Os da minha geração no jornalismo têm motivos para indagar-se logo, em situações assim, o que haveria de tão inaceitável no texto a ponto de vetá-lo. Não precisei perguntar. "Esquecemos da sua coluna, mas publicamos amanhã". Havia só mais de 20 anos que a coluna saía seis vezes por semana. A imprensa ainda não era tão requentada, ainda assim achei que a ocasião havia passado. Diante da insistência, pedi que se pusesse, ao final da crônica, um fio de separação e a frase informando que o texto não saíra na véspera por "falha técnica".
Foi assim que a crônica cresceu com mais uma frase, um novo fecho. O aviso foi posto, mas o traço de separação foi esquecido. Por precaução, nunca mais escrevi para o Natal.
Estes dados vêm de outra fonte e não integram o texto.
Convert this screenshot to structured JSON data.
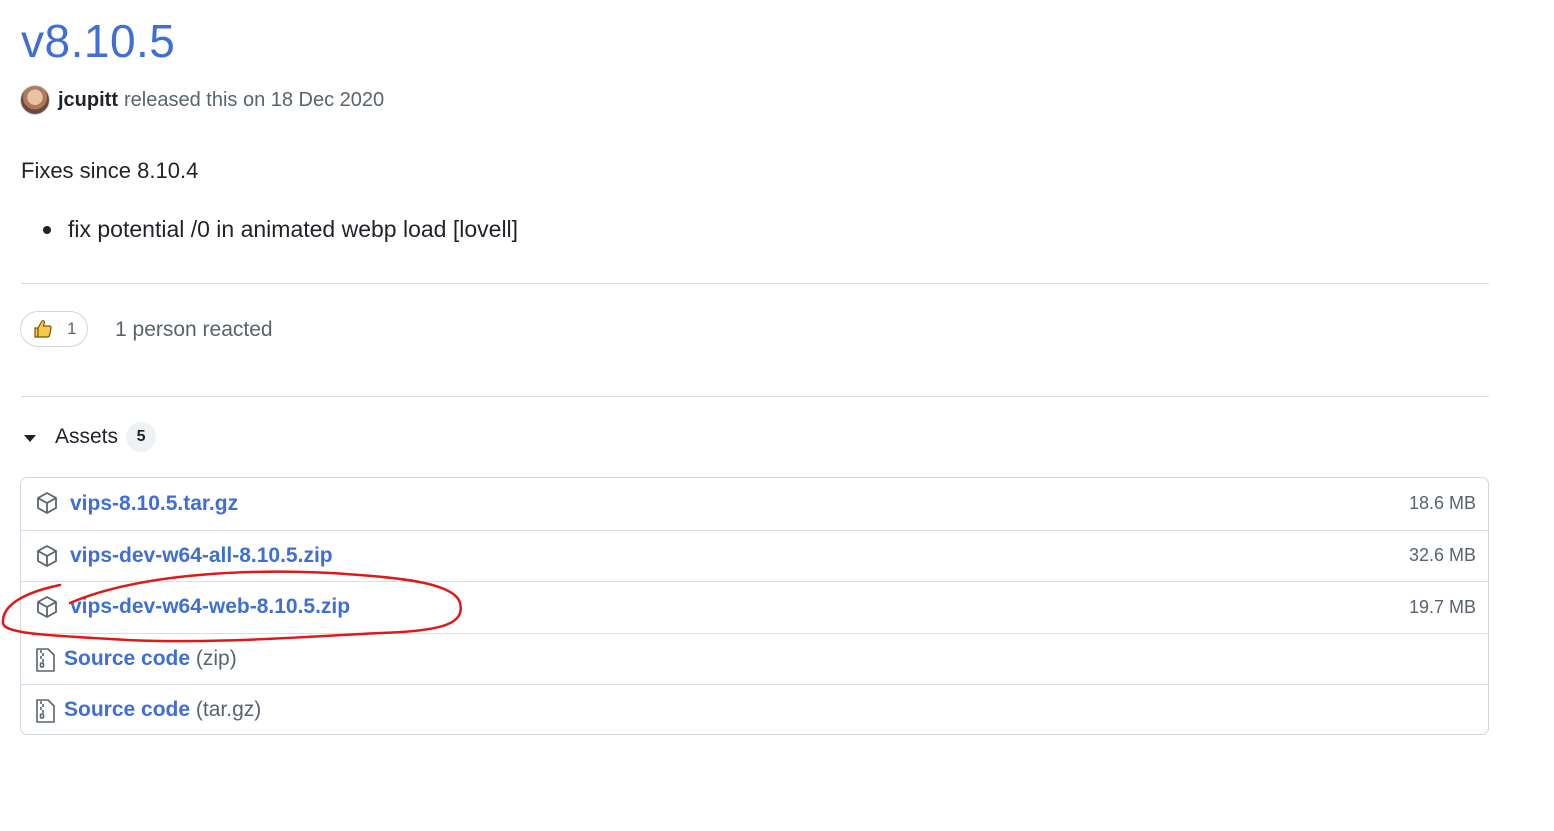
{
  "release": {
    "title": "v8.10.5",
    "author": "jcupitt",
    "released_text": "released this on 18 Dec 2020"
  },
  "notes": {
    "heading": "Fixes since 8.10.4",
    "items": [
      "fix potential /0 in animated webp load [lovell]"
    ]
  },
  "reactions": {
    "emoji": "thumbs-up-icon",
    "count": "1",
    "summary": "1 person reacted"
  },
  "assets": {
    "label": "Assets",
    "count": "5",
    "files": [
      {
        "name": "vips-8.10.5.tar.gz",
        "size": "18.6 MB"
      },
      {
        "name": "vips-dev-w64-all-8.10.5.zip",
        "size": "32.6 MB"
      },
      {
        "name": "vips-dev-w64-web-8.10.5.zip",
        "size": "19.7 MB"
      }
    ],
    "sources": [
      {
        "name": "Source code",
        "ext": "(zip)"
      },
      {
        "name": "Source code",
        "ext": "(tar.gz)"
      }
    ]
  },
  "colors": {
    "link": "#3f6fd6",
    "muted": "#59636e",
    "annotation": "#e01818"
  }
}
A ideia daquela crônica me deu vontade de procurar as duas crianças, tão miseráveis, sujinhas de rua e de abandono, e tão suavemente simpáticas, como tantas crianças miseráveis, sujinhas de rua e de abandono, e tão suavemente simpáticas, neste país tão cheio de riquezas prepotentes e avaras. Irmão e irmã estariam precisando de tênis maiores. E agora poderiam ouvir que, sim, eram presentes de Natal.
Voltei às redondezas da antiga sucursal. Crianças da pobreza costumavam vender os seus chicletes e pastilhas em pontos constantes, como suas lojas ao ar livre, até que as autoridades competentes as reprimiram. Bati as ruas e quadras por lá. Nada. Ou já não pude reconhecer os dois. Hoje me lembrei outra vez daquela pergunta: "É por causa do Natal?" E percebi que o peso dado às minhas lembranças, por esta época, tem duas ausências a mais e diferentes das outras.